In the United States, the balance is tilted the other way since freedom of speech is the preferred value. Recent developments, however, contain a hint that a court-administered regime of what is acceptable speech has some support in the United States as well. In Snyder v. Phelps, the United States Supreme Court, quite properly in my judgment, upheld the right of members of the Westboro Baptist Church to picket near the funeral of a Marine killed in Iraq. The signs they displayed to express their contempt for the military’s tolerance of homosexuality were certainly vulgar and offensive, but Chief Justice Roberts, writing for the Court, declared that the issue involved was a matter of public concern and thus protected by the First Amendment.
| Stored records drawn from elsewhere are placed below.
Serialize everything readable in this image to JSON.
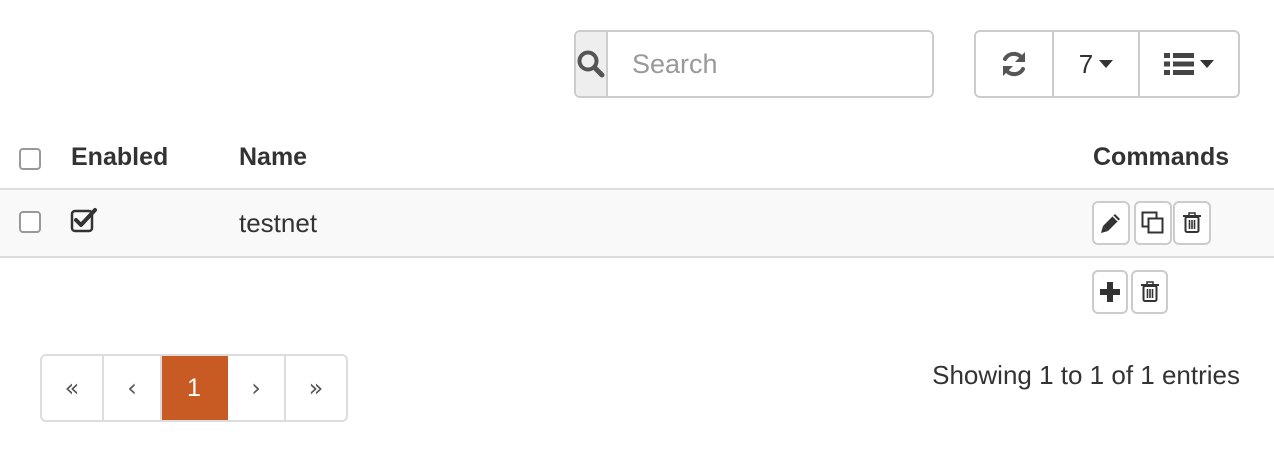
{
  "search": {
    "placeholder": "Search",
    "value": ""
  },
  "toolbar": {
    "refresh_icon": "refresh-icon",
    "rows_per_page": "7",
    "columns_icon": "list-icon"
  },
  "table": {
    "headers": {
      "enabled": "Enabled",
      "name": "Name",
      "commands": "Commands"
    },
    "rows": [
      {
        "selected": false,
        "enabled": true,
        "name": "testnet",
        "commands": [
          "edit",
          "copy",
          "delete"
        ]
      }
    ],
    "footer_commands": [
      "add",
      "delete"
    ]
  },
  "pagination": {
    "first": "«",
    "prev": "‹",
    "current": "1",
    "next": "›",
    "last": "»"
  },
  "info": "Showing 1 to 1 of 1 entries",
  "colors": {
    "accent": "#c85a24",
    "border": "#cccccc",
    "row_bg": "#f9f9f9"
  }
}
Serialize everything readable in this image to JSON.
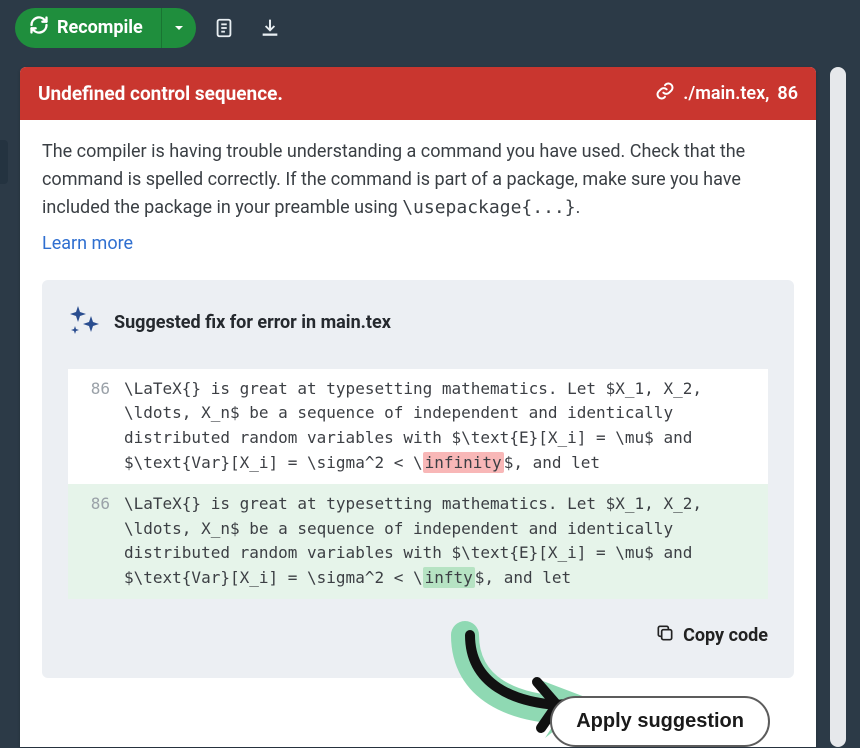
{
  "toolbar": {
    "recompile_label": "Recompile"
  },
  "error": {
    "title": "Undefined control sequence.",
    "file": "./main.tex,",
    "line": "86",
    "message_pre": "The compiler is having trouble understanding a command you have used. Check that the command is spelled correctly. If the command is part of a package, make sure you have included the package in your preamble using ",
    "message_cmd": "\\usepackage{...}",
    "message_post": ".",
    "learn_more": "Learn more"
  },
  "suggestion": {
    "heading": "Suggested fix for error in main.tex",
    "line_no": "86",
    "before_prefix": "\\LaTeX{} is great at typesetting mathematics. Let $X_1, X_2, \\ldots, X_n$ be a sequence of independent and identically distributed random variables with $\\text{E}[X_i] = \\mu$ and $\\text{Var}[X_i] = \\sigma^2 < \\",
    "before_hl": "infinity",
    "before_suffix": "$, and let",
    "after_prefix": "\\LaTeX{} is great at typesetting mathematics. Let $X_1, X_2, \\ldots, X_n$ be a sequence of independent and identically distributed random variables with $\\text{E}[X_i] = \\mu$ and $\\text{Var}[X_i] = \\sigma^2 < \\",
    "after_hl": "infty",
    "after_suffix": "$, and let",
    "copy_label": "Copy code",
    "apply_label": "Apply suggestion"
  }
}
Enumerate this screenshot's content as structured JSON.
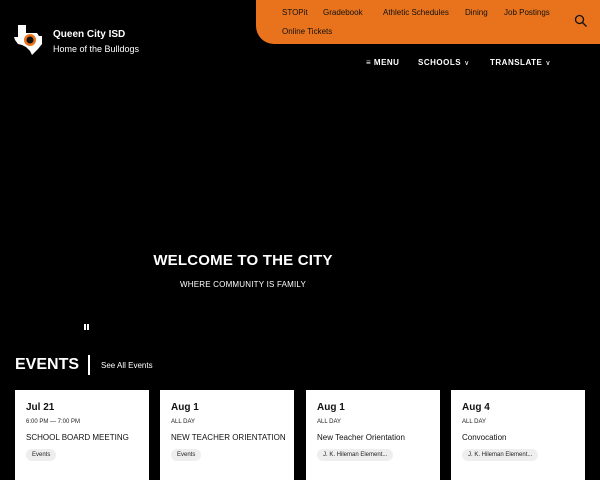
{
  "header": {
    "district_name": "Queen City ISD",
    "tagline": "Home of the Bulldogs",
    "logo_icon": "texas-bulldog-logo",
    "accent_color": "#e8731c"
  },
  "utility_links": [
    {
      "label": "STOPit"
    },
    {
      "label": "Gradebook"
    },
    {
      "label": "Athletic Schedules"
    },
    {
      "label": "Dining"
    },
    {
      "label": "Job Postings"
    },
    {
      "label": "Online Tickets"
    }
  ],
  "search": {
    "icon": "search-icon"
  },
  "nav": {
    "menu_label": "MENU",
    "schools_label": "SCHOOLS",
    "translate_label": "TRANSLATE"
  },
  "hero": {
    "title": "WELCOME TO THE CITY",
    "subtitle": "WHERE COMMUNITY IS FAMILY"
  },
  "events": {
    "heading": "EVENTS",
    "see_all": "See All Events",
    "cards": [
      {
        "date": "Jul 21",
        "time": "6:00 PM — 7:00 PM",
        "title": "SCHOOL BOARD MEETING",
        "tag": "Events"
      },
      {
        "date": "Aug 1",
        "time": "ALL DAY",
        "title": "NEW TEACHER ORIENTATION",
        "tag": "Events"
      },
      {
        "date": "Aug 1",
        "time": "ALL DAY",
        "title": "New Teacher Orientation",
        "tag": "J. K. Hileman Element..."
      },
      {
        "date": "Aug 4",
        "time": "ALL DAY",
        "title": "Convocation",
        "tag": "J. K. Hileman Element..."
      }
    ]
  }
}
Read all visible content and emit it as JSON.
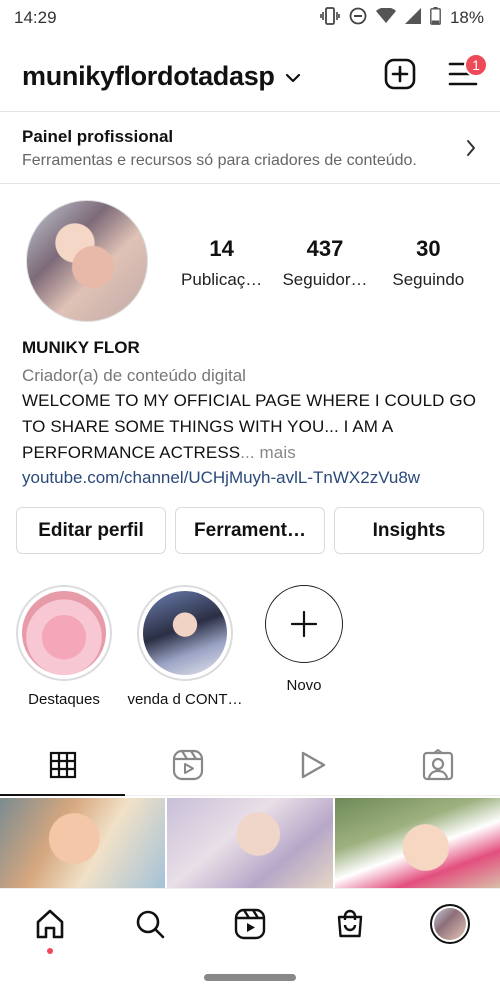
{
  "status_bar": {
    "time": "14:29",
    "battery": "18%"
  },
  "header": {
    "username": "munikyflordotadasp",
    "notification_count": "1"
  },
  "pro_panel": {
    "title": "Painel profissional",
    "subtitle": "Ferramentas e recursos só para criadores de conteúdo."
  },
  "stats": [
    {
      "value": "14",
      "label": "Publicaç…"
    },
    {
      "value": "437",
      "label": "Seguidor…"
    },
    {
      "value": "30",
      "label": "Seguindo"
    }
  ],
  "bio": {
    "name": "MUNIKY FLOR",
    "category": "Criador(a) de conteúdo digital",
    "text": "WELCOME TO MY OFFICIAL PAGE WHERE I COULD GO TO SHARE SOME THINGS WITH YOU... I AM A PERFORMANCE ACTRESS",
    "more": "... mais",
    "link": "youtube.com/channel/UCHjMuyh-avlL-TnWX2zVu8w"
  },
  "buttons": {
    "edit": "Editar perfil",
    "tools": "Ferrament…",
    "insights": "Insights"
  },
  "highlights": [
    {
      "label": "Destaques"
    },
    {
      "label": "venda d CONT…"
    },
    {
      "label": "Novo"
    }
  ],
  "tabs": [
    "grid-icon",
    "reels-icon",
    "play-icon",
    "tagged-icon"
  ],
  "bottom_nav": [
    "home-icon",
    "search-icon",
    "reels-icon",
    "shop-icon",
    "profile-avatar"
  ],
  "colors": {
    "badge": "#ed4956",
    "link": "#2b4a7a",
    "muted": "#777777"
  }
}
Many American observers, however, have preferred the approach taken in the dissenting opinion of Justice Alito, who expressed the view that, if the plaintiff could show that he suffered severe emotional distress because of the grossly tasteless signs displayed by the demonstrators, the plaintiff should be able to recover under the common law tort of intentional infliction of emotional distress. Indeed, the approach taken by Chief Justice Roberts leaves open the possibility that vulgar hateful speech on matters that a court determines do not concern a matter of public concern is actionable. That suggests the possible adoption of something like the method used in Europe to decide conflicts between speech and privacy. Under the European approach, a court must balance the value of the challenged speech against the value of the other interests involved in the case before the court. These other interests can range from the desire of the plaintiff to preserve his anonymity to the judicially determined legitimacy of the public interest in the subject matter of the speech in question.